2006-05-19

True Democracies Don't Detain Prisoners Without Trial

Inmates at the US detention centre at Guantanamo Bay in Cuba have clashed with guards as they tried to prevent a fellow detainee from hanging himself.

The military says there have been 39 suicide attempts in the camp since 2002, and hunger strikes have been common as detainees protest against their continued detention without trial.

3 comments:

Paul Hue said...

This topic isn't so simple to me. Democracies indeed imprison people during war without trial and attornies. According to international law (whatever that is), and treaties signed by US officials, I don't see where these people captures in Iraq or otherwise as part of the "War on Teror" fit. They do not wear uniforms issued by a military operating under the authority of a nation that signed the Geneva Conventions.

However, I think it is a very wise strategy to NOT TOTURE, and a very bad strategy *to* torture. I am certain that some good fraction f these captured people are indeed tyrant. However, if even in the US our law officers apprehend innocent people (such as the Duke assholes), we must assume that US military personel on battlefields also capture innocent people.

Thus I mostly support you here, Nadir, though I find it absurd to demand attornies and due process for people captured during a war as if this is normal conduct, when it would instead constitute a very novel concept, though perhaps a good one. If you proposed this as such, I would probably support it.

Nadir said...

The issue here (aside from torture and horrible living conditions) is one of due process. Until just a few weeks ago, the US refused to release the names of the prisoners at Guantanamo. Because most of the detainees are not military personnel, they have no advocates speaking on their behalf.

Additionally, this undeclared war, the so-called 'War on Terror' will be a never-ending conflict. Terror is a tactic, not an enemy. Therefore, these prisoners could be detained without due process or any recourse forever!

And lets end this question of whether these people are protected by international law or not.

According to the Geneva Convention (as found on the site of the UN High Commissioner for Human Rights: http://www.unhchr.ch/html/menu3/b/92.htm)

Article 5

Where, in the territory of a Party to the conflict, the latter is satisfied that an individual protected person is definitely suspected of or engaged in activities hostile to the security of the State, such individual person shall not be entitled to claim such rights and privileges under the present Convention as would, if exercised in the favour of such individual person, be prejudicial to the security of such State.

Where in occupied territory an individual protected person is detained as a spy or saboteur, or as a person under definite suspicion of activity hostile to the security of the Occupying Power, such person shall, in those cases where absolute military security so requires, be regarded as having forfeited rights of communication under the present Convention.

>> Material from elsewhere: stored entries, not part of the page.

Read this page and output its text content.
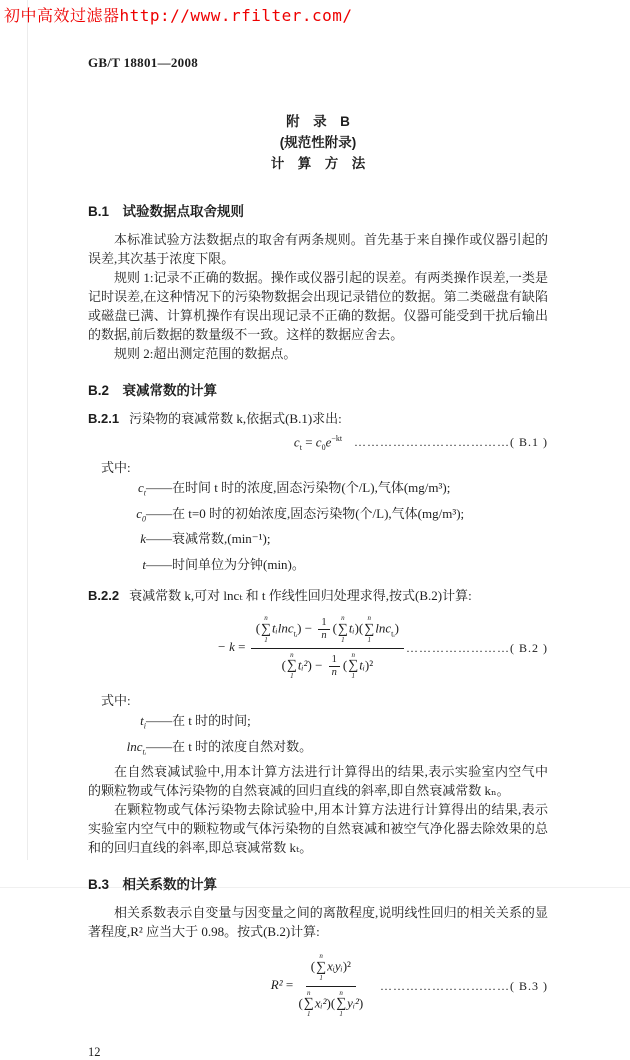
初中高效过滤器http://www.rfilter.com/
GB/T 18801—2008
附　录　B
(规范性附录)
计　算　方　法
B.1　试验数据点取舍规则

本标准试验方法数据点的取舍有两条规则。首先基于来自操作或仪器引起的误差,其次基于浓度下限。

规则 1:记录不正确的数据。操作或仪器引起的误差。有两类操作误差,一类是记时误差,在这种情况下的污染物数据会出现记录错位的数据。第二类磁盘有缺陷或磁盘已满、计算机操作有误出现记录不正确的数据。仪器可能受到干扰后输出的数据,前后数据的数量级不一致。这样的数据应舍去。

规则 2:超出测定范围的数据点。

B.2　衰减常数的计算

B.2.1 污染物的衰减常数 k,依据式(B.1)求出:

$c_t = c_0e^{-kt}$ ………………………………( B.1 )

式中:

$c_t$ ——在时间 t 时的浓度,固态污染物(个/L),气体(mg/m³);
$c_0$ ——在 t=0 时的初始浓度,固态污染物(个/L),气体(mg/m³);
k ——衰减常数,(min⁻¹);
t ——时间单位为分钟(min)。

B.2.2 衰减常数 k,可对 lncₜ 和 t 作线性回归处理求得,按式(B.2)计算:

− k = (
n
∑
1
tᵢlnc$_{tᵢ}$) − $\frac{1}{n}$ (
n
∑
1
tᵢ)(
n
∑
1
lnc$_{tᵢ}$)
(
n
∑
1
tᵢ²) − $\frac{1}{n}$ (
n
∑
1
tᵢ)² ……………………( B.2 )

式中:

$t_i$ ——在 t 时的时间;
lnc$_{tᵢ}$ ——在 t 时的浓度自然对数。

在自然衰减试验中,用本计算方法进行计算得出的结果,表示实验室内空气中的颗粒物或气体污染物的自然衰减的回归直线的斜率,即自然衰减常数 kₙ。

在颗粒物或气体污染物去除试验中,用本计算方法进行计算得出的结果,表示实验室内空气中的颗粒物或气体污染物的自然衰减和被空气净化器去除效果的总和的回归直线的斜率,即总衰减常数 kₜ。

B.3　相关系数的计算

相关系数表示自变量与因变量之间的离散程度,说明线性回归的相关关系的显著程度,R² 应当大于 0.98。按式(B.2)计算:

R² = (
n
∑
1
xᵢyᵢ)²
(
n
∑
1
xᵢ²)(
n
∑
1
yᵢ²)	…………………………( B.3 )
12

In each case, such persons shall nevertheless be treated with humanity, and in case of trial, shall not be deprived of the rights of fair and regular trial prescribed by the present Convention. They shall also be granted the full rights and privileges of a protected person under the present Convention at the earliest date consistent with the security of the State or Occupying Power, as the case may be.

Paul Hue said...

Nadir: I have always believed that US forces should apply the Geneva Conventions to these captured people even though I do not think that the Geneva Conventions apply to them. In your above exerpt, I cannot find where it states that the Geneval Conventions stipulated any more than mere "humanity", exept "in case of trial", in such an occurance would then gain coverage of the Geneva Convention.

Nowhere do I see that non-uniformed personel qualify for the Geneva Conventions under any other circumstance, or that the Conventions stipulate a trial for them. Furthermore, your exerpt states that: "an individual protected person is definitely suspected of or engaged in activities hostile to the security of the State, such individual person shall not be entitled to claim such rights and privileges under the present Convention as would, if exercised in the favour of such individual person, be prejudicial to the security of such State."

Those words seem to damn your cause. However, I do believe that the US military is making a big mistake in failing to derive its policy from an assumption that some high fraction of detainees are innocent, and that they and even many guilty persons are potential US allies, espeically if treated magnanamously by US captors. I favor such great treatment that the populace clammors to be captured.